The given equation is:
A/(x-5) + B(x+1) = (-3x^2 + 12x + 22)/(x-5)
First, let's simplify the right side of the equation by dividing each term by (x-5):
(-3x^2 + 12x + 22)/(x-5) = (-(3x^2 - 12x - 22))/(x-5)
Now, let's put the equation in a common denominator, which is (x-5):
A(x+1) + B(x-5) = -(3x^2 - 12x - 22)/(x-5)
Multiplying both sides of the equation by (x-5) to eliminate the denominator, we get:
A(x+1)(x-5) + B(x-5)(x-5) = -(3x^2 - 12x - 22)
Expanding and simplifying both sides, we get:
A(x^2 - 4x - 5) + B(x^2 - 10x + 25) = -3x^2 + 12x + 22
Distributing, we have:
Ax^2 - 4Ax - 5A + Bx^2 - 10Bx + 25B = -3x^2 + 12x + 22
Now, let's group the like terms:
(A + B)x^2 + (-4A - 10B)x + (25B - 5A) = -3x^2 + 12x + 22
Equate the coefficients of the like terms on both sides:
A + B = -3 ...(1)
-4A - 10B = 12 ...(2)
25B - 5A = 22 ...(3)
Now, we have a system of linear equations with three equations (1), (2), and (3) and two unknowns (A and B).

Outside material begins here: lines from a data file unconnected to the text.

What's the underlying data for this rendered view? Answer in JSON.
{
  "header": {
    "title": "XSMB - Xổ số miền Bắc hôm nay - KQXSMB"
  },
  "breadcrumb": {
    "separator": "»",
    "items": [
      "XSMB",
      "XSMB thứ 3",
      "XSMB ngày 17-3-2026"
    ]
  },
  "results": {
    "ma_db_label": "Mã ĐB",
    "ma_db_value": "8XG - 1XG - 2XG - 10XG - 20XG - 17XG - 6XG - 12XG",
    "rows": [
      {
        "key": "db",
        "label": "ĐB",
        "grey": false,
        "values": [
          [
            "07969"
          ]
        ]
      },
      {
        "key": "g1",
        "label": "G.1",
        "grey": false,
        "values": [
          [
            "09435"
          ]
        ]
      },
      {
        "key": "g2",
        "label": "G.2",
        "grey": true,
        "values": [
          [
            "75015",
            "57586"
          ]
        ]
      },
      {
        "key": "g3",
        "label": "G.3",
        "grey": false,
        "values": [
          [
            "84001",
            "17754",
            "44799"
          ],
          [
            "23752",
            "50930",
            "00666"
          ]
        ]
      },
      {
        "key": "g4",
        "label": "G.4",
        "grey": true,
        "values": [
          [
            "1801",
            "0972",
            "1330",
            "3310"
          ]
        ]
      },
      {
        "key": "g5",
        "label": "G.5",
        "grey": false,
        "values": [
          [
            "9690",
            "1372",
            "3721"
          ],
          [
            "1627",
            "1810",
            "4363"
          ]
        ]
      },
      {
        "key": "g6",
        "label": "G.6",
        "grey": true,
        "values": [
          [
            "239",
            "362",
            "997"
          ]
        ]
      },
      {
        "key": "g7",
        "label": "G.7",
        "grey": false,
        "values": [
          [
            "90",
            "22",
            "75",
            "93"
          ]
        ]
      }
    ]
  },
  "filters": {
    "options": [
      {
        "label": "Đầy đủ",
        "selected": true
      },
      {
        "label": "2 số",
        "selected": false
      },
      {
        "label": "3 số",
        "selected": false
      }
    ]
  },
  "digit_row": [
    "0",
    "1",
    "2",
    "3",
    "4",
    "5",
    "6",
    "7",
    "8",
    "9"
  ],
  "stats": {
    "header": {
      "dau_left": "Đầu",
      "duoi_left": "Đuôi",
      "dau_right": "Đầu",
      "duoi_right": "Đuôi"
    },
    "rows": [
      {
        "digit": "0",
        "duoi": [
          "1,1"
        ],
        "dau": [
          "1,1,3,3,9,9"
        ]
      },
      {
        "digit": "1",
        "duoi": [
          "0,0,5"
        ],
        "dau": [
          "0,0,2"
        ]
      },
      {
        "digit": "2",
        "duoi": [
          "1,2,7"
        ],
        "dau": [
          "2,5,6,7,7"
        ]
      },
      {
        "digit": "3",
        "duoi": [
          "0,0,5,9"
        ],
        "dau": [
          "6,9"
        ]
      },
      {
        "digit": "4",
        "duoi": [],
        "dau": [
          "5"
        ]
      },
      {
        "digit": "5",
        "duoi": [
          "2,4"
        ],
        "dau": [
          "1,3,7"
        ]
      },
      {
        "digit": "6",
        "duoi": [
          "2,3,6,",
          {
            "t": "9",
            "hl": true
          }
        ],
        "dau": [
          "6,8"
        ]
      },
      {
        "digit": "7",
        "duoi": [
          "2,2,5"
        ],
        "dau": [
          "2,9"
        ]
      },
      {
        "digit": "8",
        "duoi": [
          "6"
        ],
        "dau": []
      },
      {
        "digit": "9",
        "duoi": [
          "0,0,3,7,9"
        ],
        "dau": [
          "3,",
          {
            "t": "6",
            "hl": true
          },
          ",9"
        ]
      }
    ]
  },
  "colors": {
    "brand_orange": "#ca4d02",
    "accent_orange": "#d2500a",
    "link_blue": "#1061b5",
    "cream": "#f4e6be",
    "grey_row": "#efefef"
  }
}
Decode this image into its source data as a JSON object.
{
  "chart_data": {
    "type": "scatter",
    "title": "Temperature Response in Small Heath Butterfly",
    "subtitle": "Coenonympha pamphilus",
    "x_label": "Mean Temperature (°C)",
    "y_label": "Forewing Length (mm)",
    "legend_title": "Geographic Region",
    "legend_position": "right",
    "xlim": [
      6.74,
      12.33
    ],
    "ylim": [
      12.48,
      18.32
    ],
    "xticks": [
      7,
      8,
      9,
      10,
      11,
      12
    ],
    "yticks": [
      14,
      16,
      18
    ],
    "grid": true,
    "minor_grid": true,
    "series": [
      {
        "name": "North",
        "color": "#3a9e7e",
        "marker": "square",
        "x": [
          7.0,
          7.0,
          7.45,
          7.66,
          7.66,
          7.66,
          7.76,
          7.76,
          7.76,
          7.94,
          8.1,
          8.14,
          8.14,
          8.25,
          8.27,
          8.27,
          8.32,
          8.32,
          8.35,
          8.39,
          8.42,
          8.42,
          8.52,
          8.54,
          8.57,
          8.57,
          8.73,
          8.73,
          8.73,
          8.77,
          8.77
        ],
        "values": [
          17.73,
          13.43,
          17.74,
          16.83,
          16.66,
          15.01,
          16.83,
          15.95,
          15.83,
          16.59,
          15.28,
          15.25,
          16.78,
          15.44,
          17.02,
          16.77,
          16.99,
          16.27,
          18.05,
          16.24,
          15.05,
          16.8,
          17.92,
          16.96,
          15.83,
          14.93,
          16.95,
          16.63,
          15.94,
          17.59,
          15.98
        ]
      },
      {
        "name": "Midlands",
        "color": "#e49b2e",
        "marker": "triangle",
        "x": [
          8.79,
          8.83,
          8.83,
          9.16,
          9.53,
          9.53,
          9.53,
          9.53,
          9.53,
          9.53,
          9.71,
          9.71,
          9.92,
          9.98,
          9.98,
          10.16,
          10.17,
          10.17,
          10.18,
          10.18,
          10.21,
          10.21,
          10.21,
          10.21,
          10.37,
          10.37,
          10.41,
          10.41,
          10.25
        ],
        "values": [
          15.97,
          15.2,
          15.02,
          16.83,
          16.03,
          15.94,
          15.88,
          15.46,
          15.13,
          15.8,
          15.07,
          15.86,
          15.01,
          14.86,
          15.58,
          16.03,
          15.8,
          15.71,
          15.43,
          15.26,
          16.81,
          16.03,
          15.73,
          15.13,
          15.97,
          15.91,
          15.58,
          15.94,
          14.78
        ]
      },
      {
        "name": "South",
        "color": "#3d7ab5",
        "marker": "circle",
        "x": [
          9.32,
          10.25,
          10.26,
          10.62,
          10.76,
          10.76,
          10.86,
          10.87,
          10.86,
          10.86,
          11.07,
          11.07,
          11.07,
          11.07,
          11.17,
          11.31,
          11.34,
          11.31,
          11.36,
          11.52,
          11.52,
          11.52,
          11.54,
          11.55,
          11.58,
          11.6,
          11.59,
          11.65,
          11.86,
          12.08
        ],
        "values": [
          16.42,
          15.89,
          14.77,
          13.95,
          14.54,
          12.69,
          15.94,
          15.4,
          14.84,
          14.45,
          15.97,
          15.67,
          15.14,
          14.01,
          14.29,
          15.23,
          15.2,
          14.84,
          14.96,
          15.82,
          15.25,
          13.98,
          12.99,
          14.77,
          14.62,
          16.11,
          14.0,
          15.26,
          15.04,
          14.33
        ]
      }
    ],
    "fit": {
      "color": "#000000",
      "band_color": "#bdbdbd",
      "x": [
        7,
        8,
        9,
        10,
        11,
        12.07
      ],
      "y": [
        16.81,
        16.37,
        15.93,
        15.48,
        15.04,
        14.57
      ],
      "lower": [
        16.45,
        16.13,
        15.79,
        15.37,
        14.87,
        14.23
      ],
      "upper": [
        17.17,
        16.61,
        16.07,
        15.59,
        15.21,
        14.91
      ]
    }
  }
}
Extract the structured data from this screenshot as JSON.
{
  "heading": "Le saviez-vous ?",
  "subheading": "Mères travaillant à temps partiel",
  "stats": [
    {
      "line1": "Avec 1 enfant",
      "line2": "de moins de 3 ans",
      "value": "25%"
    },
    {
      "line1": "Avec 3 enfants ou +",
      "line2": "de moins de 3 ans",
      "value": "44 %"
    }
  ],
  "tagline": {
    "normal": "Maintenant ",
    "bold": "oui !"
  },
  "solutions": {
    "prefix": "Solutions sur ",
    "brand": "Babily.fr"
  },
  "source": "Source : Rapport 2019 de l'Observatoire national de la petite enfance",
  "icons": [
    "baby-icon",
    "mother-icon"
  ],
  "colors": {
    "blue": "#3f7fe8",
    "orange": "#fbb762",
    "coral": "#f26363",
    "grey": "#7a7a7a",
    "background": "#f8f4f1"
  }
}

We can solve this system of equations to find the values of A and B.
To solve the system of equations, we can use the method of substitution or elimination. Solving the equations, we find that A = -5 and B = 2.
Therefore, A + B = -5 + 2 = -3.
To find the values of A and B that satisfy the given equation, we can start by multiplying both sides of the equation by (x-5) to eliminate the fraction:
A + B(x-5) = -3x^2 + 12x + 22
Next, we can distribute B to simplify the equation:
A + Bx - 5B = -3x^2 + 12x + 22
Since both sides of the equation are polynomials, the equation must hold for all values of x. This means that the coefficients of corresponding powers of x on both sides of the equation must be equal.
Comparing the coefficients of x^2, we have:
-3 = 0
This implies that there is no x^2 term on the right-hand side of the equation, which is contradictory. Therefore, there are no real numbers A and B that satisfy the given equation.
Hence, A + B is undefined in this case.